What changes between now and then is the data, not the rubric. If Jane ships a referral-drafting agent, its row 7 moves from 0 to 2 or 3. If SimplePractice publishes a Canadian residency option, row 11 moves from 1 to 2. If Carepatron lifts the token cap on its free tier or publishes a reliable per-note token conversion, row 4 moves from 1 to 2. If Carepatron publishes model/provider/region detail, row 12 moves. If Oli broadens chart-search coverage, referral workflow controls, or re-engagement analytics, rows 6, 7, or 9 can move from 2 to 3.

I will also score Oli by the same rubric in public, and I will lose points where the work has not landed. The credibility of the scorecard depends on it.

The CSV — twelve rows, four columns of scores, totals — is downloadable here. Anyone who wants to re-weight the rubric, swap in a vendor I missed, or build their own version is welcome to. A few clinic owners have already done it privately and emailed me their adjusted versions; the most useful change has been adding a thirteenth row for telehealth recording quality, which I am considering for the next update.

How should I compare AI EHRs?

Pick a finite set of criteria that matter for your practice — usually 8 to 15 features — and score each platform 0 to 3 against public documentation. Weight criteria by how much they affect your weekly workload. Avoid lists that score "user-friendliness" or "design" without anchoring to a measurable feature. Re-score quarterly, because vendor capabilities shift faster than blog posts get updated.


Quick reference

Is Carepatron's free tier enough for an AI-first practice?

Carepatron's free tier is enough for light AI use, but it should not be treated as unlimited AI for a full-time practice. The public pricing page lists 1M AI tokens on Free and unlimited AI tokens on Plus and Advanced, but it does not publish a reliable conversion from tokens to complete clinical notes. That is partial certainty, not AI-first certainty. The token-cap breakdown shows the cap and the assumptions behind the math.

A practitioner running a busy GLP-1 clinic in Austin tracked her own week against this rubric before switching software last fall. She had been on a generalist EHR with a bolt-on scribe. Her honest self-score against rows 1 through 9 was 7 — almost everything outside the scribe was manual. After three months on a stack with conversational intake and pre-visit synthesis, she scored herself 17 on the same rows. The scribe got better, but the work that was hers shrank more than the work that was the software's.

She also told me some advanced chart-search workflows still bother her. Support exists; best-in-class takes longer.


If a 12-criteria scorecard maps even half-way to what your clinic cares about, the way to test the rubric is to score whatever software you currently use against it. The exercise takes a long lunch. If Oli is on your shortlist after that, the $20 flat plan is what it costs to try the agentic side of the rubric for a quarter.


FAQ

When is this scorecard next updated?

The next refresh is scheduled for late July 2026, with a public diff: which rows moved, which vendor changed the underlying capability, and which scores I revised after pushback from buyers or other reviewers. The cadence is 90 days, with the same rubric and the same four vendors, plus any AI-EHR that has gained material market share in the prior quarter.

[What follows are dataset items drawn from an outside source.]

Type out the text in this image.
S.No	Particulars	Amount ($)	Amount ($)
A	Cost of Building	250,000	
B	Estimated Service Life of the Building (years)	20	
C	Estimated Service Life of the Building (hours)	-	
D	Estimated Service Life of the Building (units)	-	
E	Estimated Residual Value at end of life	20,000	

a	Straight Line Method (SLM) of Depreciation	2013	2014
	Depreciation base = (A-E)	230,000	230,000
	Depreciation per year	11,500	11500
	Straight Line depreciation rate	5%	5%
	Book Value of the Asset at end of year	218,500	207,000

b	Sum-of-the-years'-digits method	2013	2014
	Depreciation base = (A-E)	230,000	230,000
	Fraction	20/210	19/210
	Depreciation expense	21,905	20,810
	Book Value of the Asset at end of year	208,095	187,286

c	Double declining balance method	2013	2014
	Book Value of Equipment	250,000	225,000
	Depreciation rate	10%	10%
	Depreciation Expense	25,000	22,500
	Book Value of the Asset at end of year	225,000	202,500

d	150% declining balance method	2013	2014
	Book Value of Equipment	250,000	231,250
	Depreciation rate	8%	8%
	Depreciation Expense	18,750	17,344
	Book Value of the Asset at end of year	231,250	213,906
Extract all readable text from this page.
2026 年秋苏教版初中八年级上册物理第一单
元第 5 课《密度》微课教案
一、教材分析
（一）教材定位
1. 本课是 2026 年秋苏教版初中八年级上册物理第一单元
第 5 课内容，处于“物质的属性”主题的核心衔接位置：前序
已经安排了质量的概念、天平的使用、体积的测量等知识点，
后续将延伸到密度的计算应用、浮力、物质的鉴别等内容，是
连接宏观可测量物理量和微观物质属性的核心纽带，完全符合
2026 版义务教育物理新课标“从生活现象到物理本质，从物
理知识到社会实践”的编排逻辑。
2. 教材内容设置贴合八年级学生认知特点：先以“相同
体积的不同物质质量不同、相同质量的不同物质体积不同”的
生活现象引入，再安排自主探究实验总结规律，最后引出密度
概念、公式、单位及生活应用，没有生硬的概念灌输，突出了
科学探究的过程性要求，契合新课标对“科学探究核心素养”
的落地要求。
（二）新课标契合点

Detailed architecture diagram comparing a narrow AI scribe workflow with a broader agent stack connected to intake, chart search, OCR, referrals, coding, follow-up, and the patient chart
The architectural argument behind the scorecard: scribe-only is a narrow documentation lane; agentic stacks connect intake, chart search, documents, referrals, coding, and follow-up around the patient chart.